Washington last month imposed export controls on Fable 5 - the public version of Anthropic's most powerful model, Mythos - ordering the US company to stop supplying it to foreign nationals due to vulnerabilities reported by Amazon researchers. Anthropic disabled the model for all users to comply with the directive, before restoring access on Thursday as the US government lifted the controls.
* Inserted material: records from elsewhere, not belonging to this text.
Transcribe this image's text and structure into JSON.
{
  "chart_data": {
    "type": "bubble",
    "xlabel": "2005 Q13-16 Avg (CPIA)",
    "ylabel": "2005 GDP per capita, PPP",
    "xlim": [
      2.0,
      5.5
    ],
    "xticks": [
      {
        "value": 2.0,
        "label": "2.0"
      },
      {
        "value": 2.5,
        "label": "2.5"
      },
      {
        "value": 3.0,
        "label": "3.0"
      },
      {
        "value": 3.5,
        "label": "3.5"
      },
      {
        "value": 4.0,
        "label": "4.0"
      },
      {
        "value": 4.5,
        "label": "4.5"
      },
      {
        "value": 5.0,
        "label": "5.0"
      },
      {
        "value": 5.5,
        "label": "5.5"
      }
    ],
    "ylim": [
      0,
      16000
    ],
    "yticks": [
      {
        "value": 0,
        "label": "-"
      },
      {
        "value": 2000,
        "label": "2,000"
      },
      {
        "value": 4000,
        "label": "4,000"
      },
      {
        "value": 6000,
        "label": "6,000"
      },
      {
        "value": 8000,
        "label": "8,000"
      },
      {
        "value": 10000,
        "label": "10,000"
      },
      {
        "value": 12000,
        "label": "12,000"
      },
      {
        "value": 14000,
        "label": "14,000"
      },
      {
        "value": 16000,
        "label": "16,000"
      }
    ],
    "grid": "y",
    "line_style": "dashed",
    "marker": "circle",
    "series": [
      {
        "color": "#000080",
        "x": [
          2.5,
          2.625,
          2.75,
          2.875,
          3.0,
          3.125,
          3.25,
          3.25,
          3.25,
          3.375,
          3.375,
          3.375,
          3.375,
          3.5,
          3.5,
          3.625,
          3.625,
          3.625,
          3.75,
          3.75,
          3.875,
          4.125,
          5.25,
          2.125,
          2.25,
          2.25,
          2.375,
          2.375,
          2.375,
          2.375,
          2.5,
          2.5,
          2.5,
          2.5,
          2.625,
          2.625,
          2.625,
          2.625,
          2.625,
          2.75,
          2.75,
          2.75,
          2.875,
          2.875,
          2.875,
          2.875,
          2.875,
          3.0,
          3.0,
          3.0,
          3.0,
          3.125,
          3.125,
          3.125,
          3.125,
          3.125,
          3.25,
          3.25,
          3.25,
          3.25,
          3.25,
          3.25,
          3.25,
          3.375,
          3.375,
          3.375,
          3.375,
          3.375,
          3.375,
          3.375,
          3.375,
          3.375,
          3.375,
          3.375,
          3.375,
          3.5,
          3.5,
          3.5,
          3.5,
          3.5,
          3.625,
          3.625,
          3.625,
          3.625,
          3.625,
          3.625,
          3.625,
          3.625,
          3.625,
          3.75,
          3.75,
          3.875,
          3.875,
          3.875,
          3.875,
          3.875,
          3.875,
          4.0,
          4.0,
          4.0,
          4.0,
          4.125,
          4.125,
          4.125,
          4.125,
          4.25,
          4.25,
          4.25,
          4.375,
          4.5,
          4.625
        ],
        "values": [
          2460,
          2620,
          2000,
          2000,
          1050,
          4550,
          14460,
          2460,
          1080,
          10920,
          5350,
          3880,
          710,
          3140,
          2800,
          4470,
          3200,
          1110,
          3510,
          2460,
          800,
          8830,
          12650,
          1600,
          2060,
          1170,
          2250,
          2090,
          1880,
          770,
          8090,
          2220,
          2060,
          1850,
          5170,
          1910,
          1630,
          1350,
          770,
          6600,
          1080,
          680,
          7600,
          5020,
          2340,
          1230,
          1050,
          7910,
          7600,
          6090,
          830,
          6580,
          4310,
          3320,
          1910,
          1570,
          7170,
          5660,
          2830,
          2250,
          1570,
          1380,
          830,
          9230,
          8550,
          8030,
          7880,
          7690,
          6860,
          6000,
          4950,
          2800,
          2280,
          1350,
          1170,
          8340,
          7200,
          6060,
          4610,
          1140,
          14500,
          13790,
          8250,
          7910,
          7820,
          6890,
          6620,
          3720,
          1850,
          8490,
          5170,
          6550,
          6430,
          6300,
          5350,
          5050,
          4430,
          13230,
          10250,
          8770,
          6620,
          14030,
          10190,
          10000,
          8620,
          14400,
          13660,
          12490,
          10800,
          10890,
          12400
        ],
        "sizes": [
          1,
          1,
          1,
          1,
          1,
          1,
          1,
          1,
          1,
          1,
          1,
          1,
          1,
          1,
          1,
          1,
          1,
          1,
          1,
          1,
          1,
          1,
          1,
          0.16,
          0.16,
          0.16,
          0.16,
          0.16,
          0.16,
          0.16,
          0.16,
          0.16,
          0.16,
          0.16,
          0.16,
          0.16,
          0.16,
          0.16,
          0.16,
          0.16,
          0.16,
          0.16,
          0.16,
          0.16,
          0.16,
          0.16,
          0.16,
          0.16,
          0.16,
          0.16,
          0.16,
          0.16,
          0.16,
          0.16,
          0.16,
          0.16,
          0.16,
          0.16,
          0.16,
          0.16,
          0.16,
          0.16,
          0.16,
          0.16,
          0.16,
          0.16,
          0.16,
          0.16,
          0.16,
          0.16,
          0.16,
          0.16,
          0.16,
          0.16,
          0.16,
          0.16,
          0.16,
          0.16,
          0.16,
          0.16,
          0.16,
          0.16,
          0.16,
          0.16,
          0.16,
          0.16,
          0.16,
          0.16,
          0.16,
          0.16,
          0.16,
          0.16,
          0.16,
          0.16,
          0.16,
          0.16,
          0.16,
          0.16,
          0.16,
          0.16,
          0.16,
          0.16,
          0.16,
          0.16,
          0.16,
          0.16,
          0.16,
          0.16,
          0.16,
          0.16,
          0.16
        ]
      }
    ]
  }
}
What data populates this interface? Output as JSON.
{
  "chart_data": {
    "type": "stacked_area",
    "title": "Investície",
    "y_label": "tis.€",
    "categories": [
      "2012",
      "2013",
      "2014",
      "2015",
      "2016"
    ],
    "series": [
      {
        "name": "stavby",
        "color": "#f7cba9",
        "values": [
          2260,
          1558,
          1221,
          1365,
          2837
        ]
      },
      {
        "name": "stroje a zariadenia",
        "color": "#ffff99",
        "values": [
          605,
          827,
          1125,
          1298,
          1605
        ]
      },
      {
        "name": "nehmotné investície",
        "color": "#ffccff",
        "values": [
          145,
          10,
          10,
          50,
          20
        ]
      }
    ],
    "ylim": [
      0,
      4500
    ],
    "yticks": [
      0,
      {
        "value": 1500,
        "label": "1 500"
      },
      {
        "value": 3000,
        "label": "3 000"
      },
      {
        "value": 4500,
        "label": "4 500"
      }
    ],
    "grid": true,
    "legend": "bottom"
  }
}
The San Francisco-based start-up said it would partner with the US government on frontier AI security.

Alibaba's ban of Claude Code from the workplace comes as China's AI industry strives to reduce its reliance on US solutions while competing fiercely for frontier capabilities.

Alibaba recommended employees to use its own coding agent platform, Qoder, as a substitute for Claude Code, people familiar with the matter said.

Anthropic's models and platforms have long been officially inaccessible in China, but they remain popular in the country due to their advanced capabilities, with domestic developers routinely finding workarounds to maintain access.

Alibaba's move showed the compliance and security complications of the US-China AI battlefield, which has moved beyond technology to access control and tech sovereignty issues, said Lizzi Lee, a fellow on the Chinese economy at the Asia Society Policy Institute's Centre for China Analysis.

"If a US AI coding tool can detect Chinese usage or proxy access, then it's not surprising for major Chinese tech companies to not want employees using it internally," she said.

Chinese firms are also concerned that reliance on US tools creates legal, security and operational vulnerabilities, Lee added.